In this market it is quite difficult to find stocks breaking out to new highs, but I found an interesting play in the small cap medical devices sector that is doing just that. This kind of strength is especially impressive given the amount of carnage that has taken place in the broader market, especially in the small cap space. Let’s delve into the chart and some of the fundamentals of Wright Medical Group (WMGI).

Wright engages in the design, manufacture, and marketing of devices and biologic products for the extremity, hip, and knee repair and reconstruction. The company also provides surgical solutions for the foot and ankle market. It is a small cap stock with a market capitalization of just $668 million.

The Chart

As you can see, the stock has staged a multi-day breakout on huge volume recently. This is very bullish, especially in a rocky tape. The 50 and 200 day moving averages were blown through on the upside, and those will become solid support now. This breakout also cleared a nice multi-month base that built between $13 and $17.
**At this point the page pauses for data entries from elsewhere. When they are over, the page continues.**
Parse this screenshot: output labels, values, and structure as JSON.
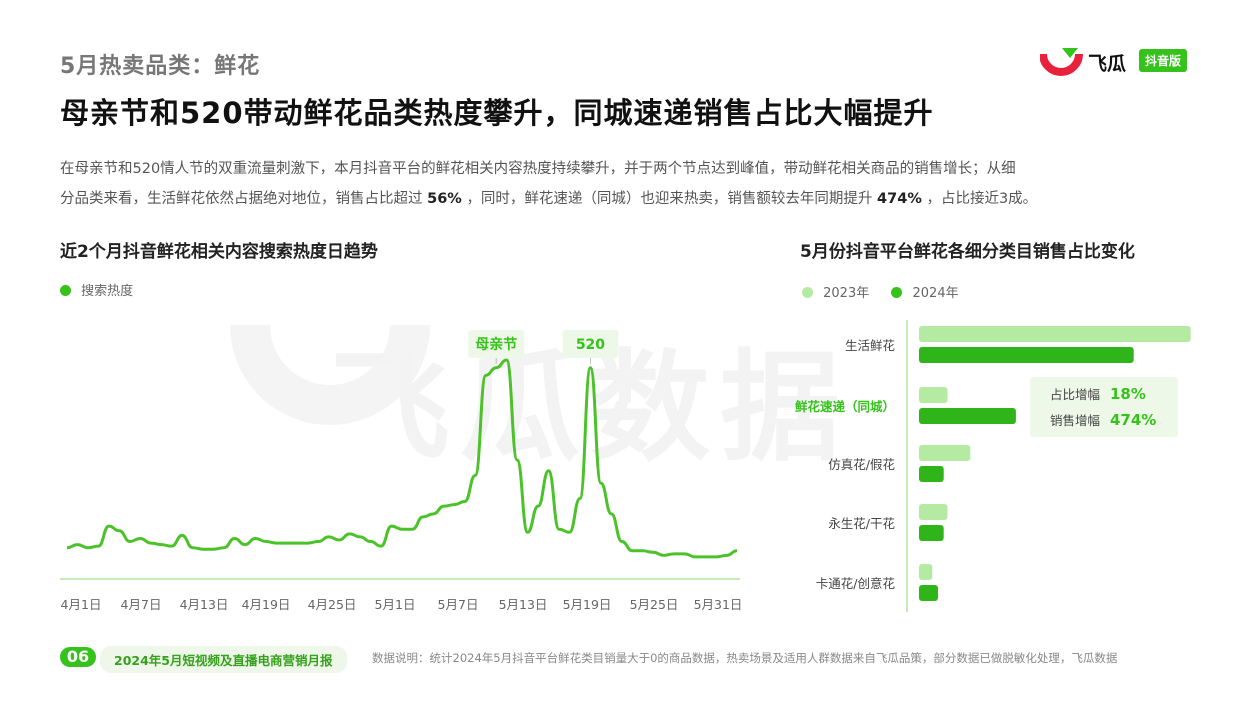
{
  "header": {
    "kicker": "5月热卖品类：鲜花",
    "headline": "母亲节和520带动鲜花品类热度攀升，同城速递销售占比大幅提升",
    "desc_line1": "在母亲节和520情人节的双重流量刺激下，本月抖音平台的鲜花相关内容热度持续攀升，并于两个节点达到峰值，带动鲜花相关商品的销售增长；从细",
    "desc_line2_a": "分品类来看，生活鲜花依然占据绝对地位，销售占比超过",
    "desc_line2_b": "56%",
    "desc_line2_c": "，同时，鲜花速递（同城）也迎来热卖，销售额较去年同期提升",
    "desc_line2_d": "474%",
    "desc_line2_e": "，占比接近3成。"
  },
  "logo": {
    "name": "飞瓜",
    "badge": "抖音版",
    "icon": "feigua-logo-icon",
    "watermark": "飞瓜数据"
  },
  "footer": {
    "page": "06",
    "report": "2024年5月短视频及直播电商营销月报",
    "note": "数据说明：统计2024年5月抖音平台鲜花类目销量大于0的商品数据，热卖场景及适用人群数据来自飞瓜品策，部分数据已做脱敏化处理，飞瓜数据"
  },
  "colors": {
    "green": "#35c21b",
    "light_green": "#b5eaa2",
    "dark_green": "#22a812",
    "muted": "#777777"
  },
  "chart_data": [
    {
      "type": "line",
      "title": "近2个月抖音鲜花相关内容搜索热度日趋势",
      "legend": "top-left",
      "series": [
        {
          "name": "搜索热度",
          "x_ticks": [
            "4月1日",
            "4月7日",
            "4月13日",
            "4月19日",
            "4月25日",
            "5月1日",
            "5月7日",
            "5月13日",
            "5月19日",
            "5月25日",
            "5月31日"
          ],
          "values": [
            8,
            10,
            8,
            9,
            22,
            19,
            12,
            14,
            11,
            10,
            9,
            16,
            8,
            7,
            7,
            8,
            14,
            10,
            14,
            12,
            11,
            11,
            11,
            11,
            12,
            15,
            13,
            17,
            15,
            12,
            9,
            22,
            20,
            20,
            28,
            30,
            35,
            36,
            38,
            55,
            120,
            125,
            130,
            65,
            18,
            35,
            58,
            20,
            18,
            40,
            125,
            50,
            30,
            12,
            6,
            6,
            5,
            3,
            4,
            4,
            2,
            2,
            2,
            3,
            6
          ]
        }
      ],
      "annotations": [
        {
          "label": "母亲节",
          "index": 41
        },
        {
          "label": "520",
          "index": 50
        }
      ],
      "grid": false
    },
    {
      "type": "bar",
      "title": "5月份抖音平台鲜花各细分类目销售占比变化",
      "legend": "top-left",
      "categories": [
        "生活鲜花",
        "鲜花速递（同城）",
        "仿真花/假花",
        "永生花/干花",
        "卡通花/创意花"
      ],
      "series": [
        {
          "name": "2023年",
          "values": [
            71.5,
            7.5,
            13.5,
            7.5,
            3.5
          ]
        },
        {
          "name": "2024年",
          "values": [
            56.5,
            25.5,
            6.5,
            6.5,
            5.0
          ]
        }
      ],
      "highlight": {
        "category": "鲜花速递（同城）",
        "share_growth_label": "占比增幅",
        "share_growth_value": "18%",
        "sales_growth_label": "销售增幅",
        "sales_growth_value": "474%"
      }
    }
  ]
}
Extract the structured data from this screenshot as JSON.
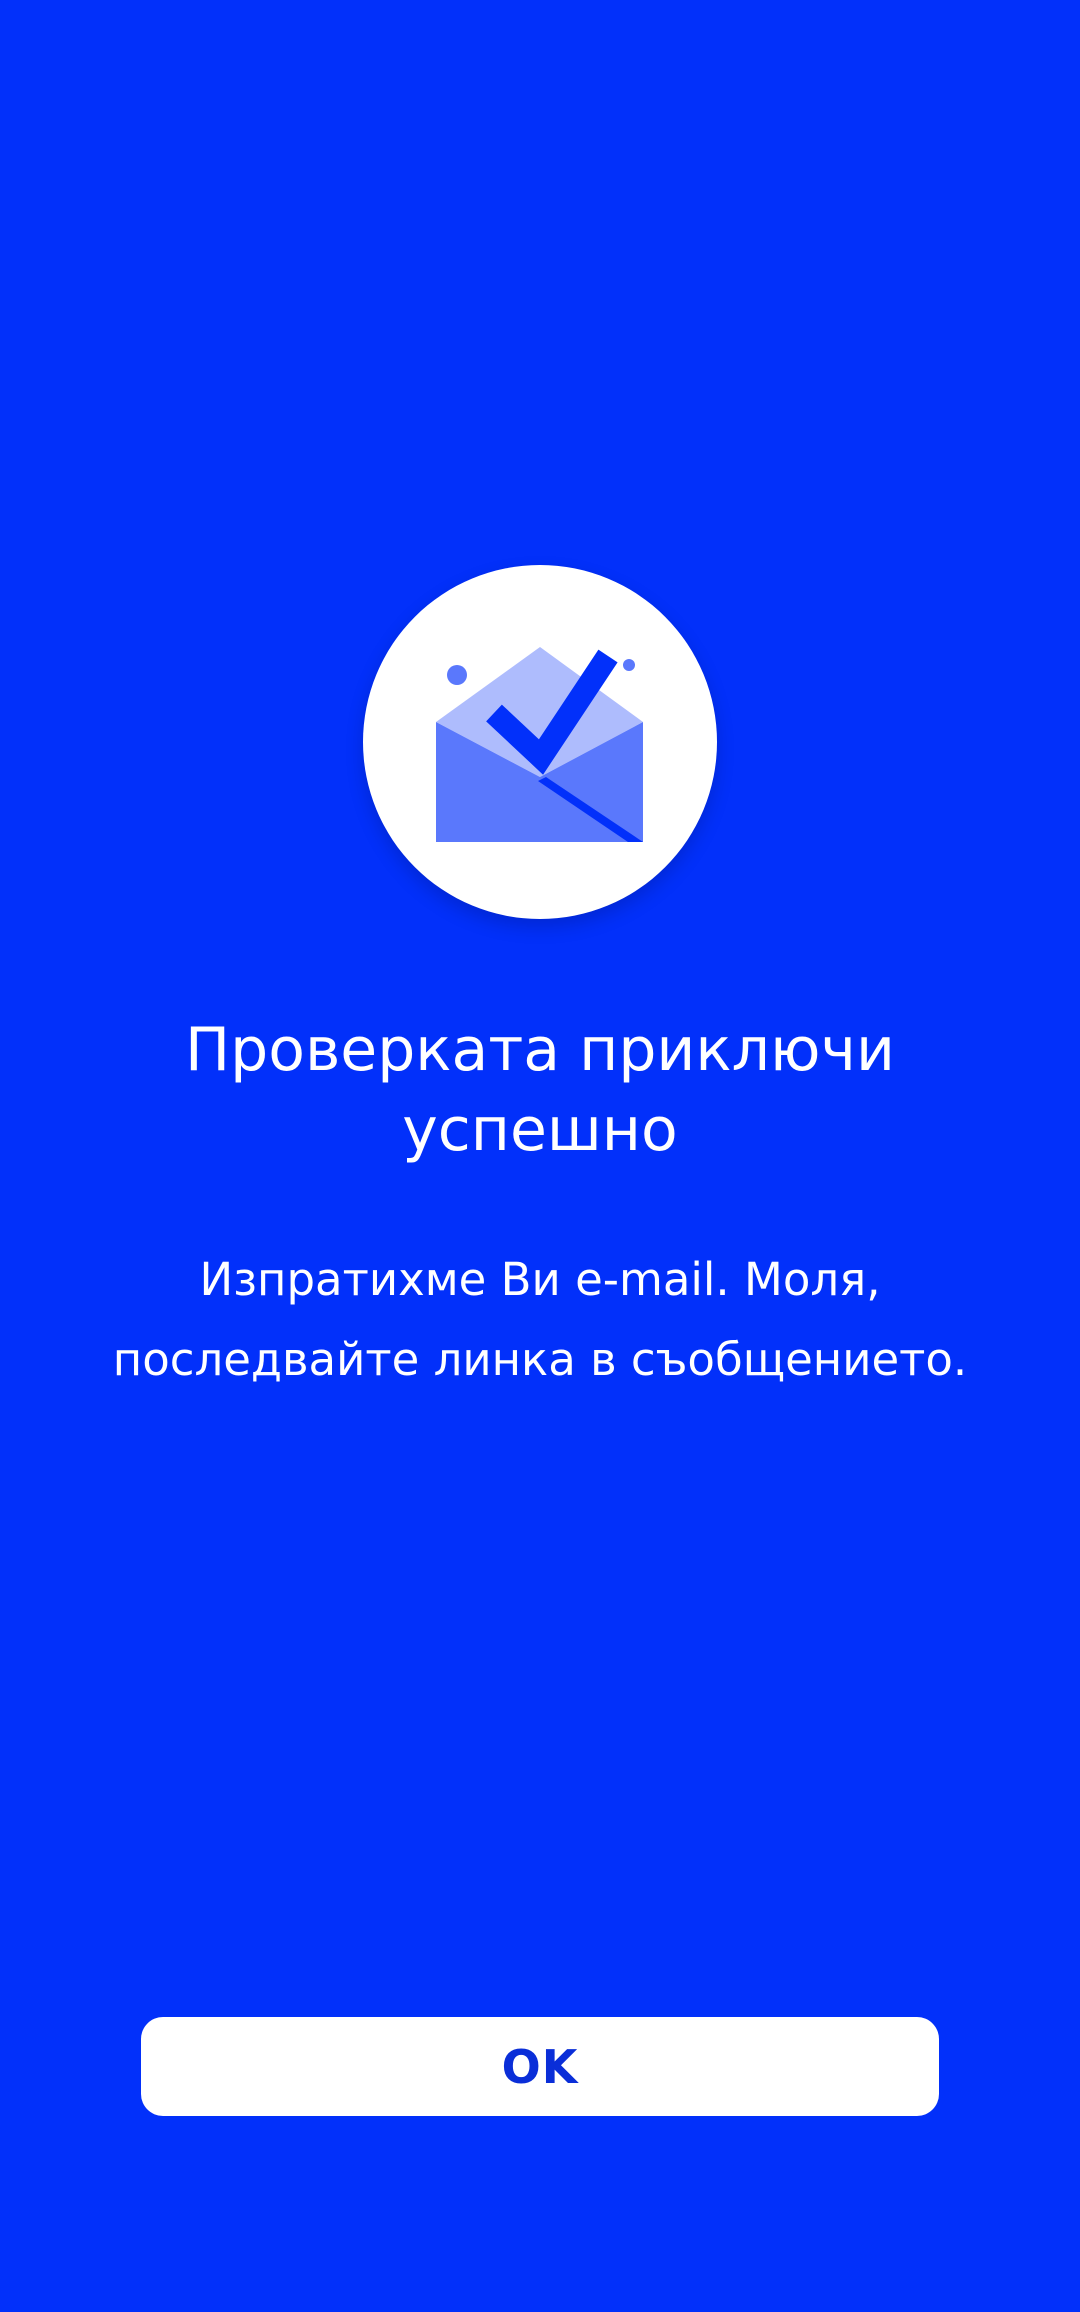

One of the reasons the stock rallied of late was the naming a new CEO five months after the previous one resigned. The new one is Robert Palmisano and he brings a lot of good experience in medical devices to the helm. He was recently the CEO of ev3, which is also a device company and the stock more than tripled in just two years with him in the lead. Clearly Wall Street is optimistic that he can continue to work some magic at Wright.

I like the balance sheet, which is flush about $4.50 per share in cash. If you strip out the cash, the stock is pretty cheap on next year’s numbers. Its forward p/e is about 15x ex cash, which isn’t unreasonable for a company that is growing nicely. I think the stock has a good chance of hitting $22 in the next 18 months.